“We are taught to think that if we are aimless, we won’t get anywhere. But where are we going?” asks Thich Nhat Hanh in “The Doors of Liberation” essay.
It is said that there are three kinds of people: those who talk about people, those who talk about experiences, and those who talk about ideas. As we gather in community, the kind of person we are is key to what attracts people to us, and what also repels them.
No conversation is complete and no friendship is wholesome without the judgments each of us bring into the circle of trust. Mirrors to each other, we say what we see and often fail to recognize that what we see is sometimes not what it is, but who we are.
As such, we choose our circles, whether to be creative or destructive, hoping to be recognized and praised. We criticize others constantly, we judge ourselves based on another’s acceptance, and we more often than not wear the victim hat to get the attention we need. All of this is in sync with human nature.
Everybody is a victim at one time or the other, but those who use the victim role to continuously manipulate people and situations to their advantage usually do it without awareness. It is just a self-coping mechanism. And asking the victim to recognize itself is just as unlikely to be successful as us recognizing the victim within ourselves that might try to manipulate others.
A victim will tell you her or his story (whether it’s the story of her entire life or the story of a moment in life) to validate their needs and disarm your self-defense. Our natural, “good person” response to a victim is to try to help them feel better, to rescue them, to cheer them up. And from there, it becomes a self-centered vortex in service of no one, but the archetype of the victim in every one of us.
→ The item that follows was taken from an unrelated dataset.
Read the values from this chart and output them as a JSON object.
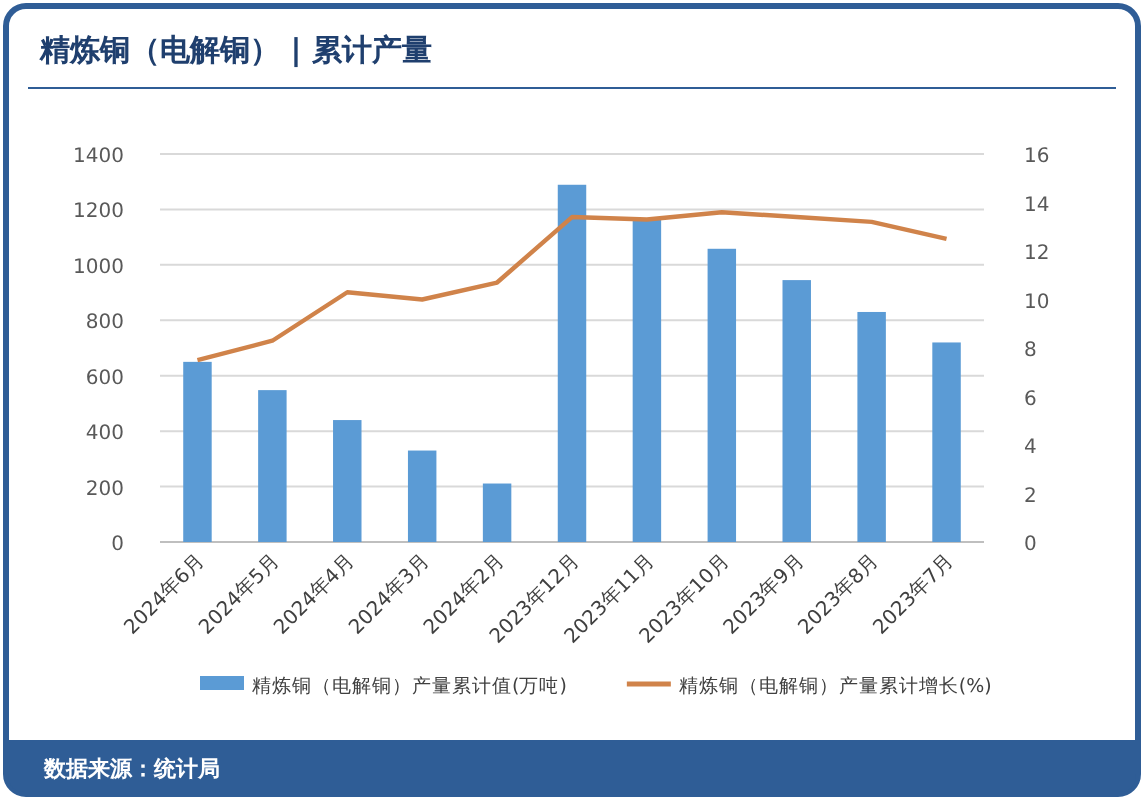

It is complex, but not too far from the truth.
So, ask yourself, where are we going?
Every time someone is trying to steer your consciousness toward their opinion as if to make it yours, or else feel eternally guilty for not following suit, ask these questions. Whether it’s on TV, in a movie or book, from a teacher, a celebrity, a friend, a neighbor, or a family member, the right questions to ask are:
Where are we going? Is this beneficial to you, to me, to everyone?
This is a great point of resonance and a window into our nature as a species.
We rush, we fidget, we create, we destroy, and we also suffer. We find proud justification for saying that all we do, we do to achieve a goal, to fulfill a dream, to achieve a vision. There is a point of focus, a direction we choose to go, and in the midst of our race, we forget where we are all going.
Sure, why should we talk about death while we are still alive? Existentialism can seem like a waste of time for everyone, and a cause of anxiety for those who like to observe their existence when daily life seems to demand from us one thing only: performance.
People like to talk about what we want to do, what we will do, what we have done, so performance is at the center of the human conversation and generational education, but unless there is a noble practice as a foundation, we don’t often do things just to benefit others, as much as to benefit ourselves.
We often feel the need to place our efforts on achievement, comfort, recognition; but through human reality itself, we instead keep our effort on survival. On surviving birth, surviving our family, surviving our jobs, surviving our health, surviving each other. The human drama continues non-stop as the collective consciousness develops its awareness—looking for sense in what seems to be an abstract universal reality.
Where are we going? Do you know?
As everything changes, no doubt, we all continue breathing—until we don’t any more. Perhaps the question is not only where are we going, but how can we make it there in peace. To that question, one answer comes to mind: practice makes the master.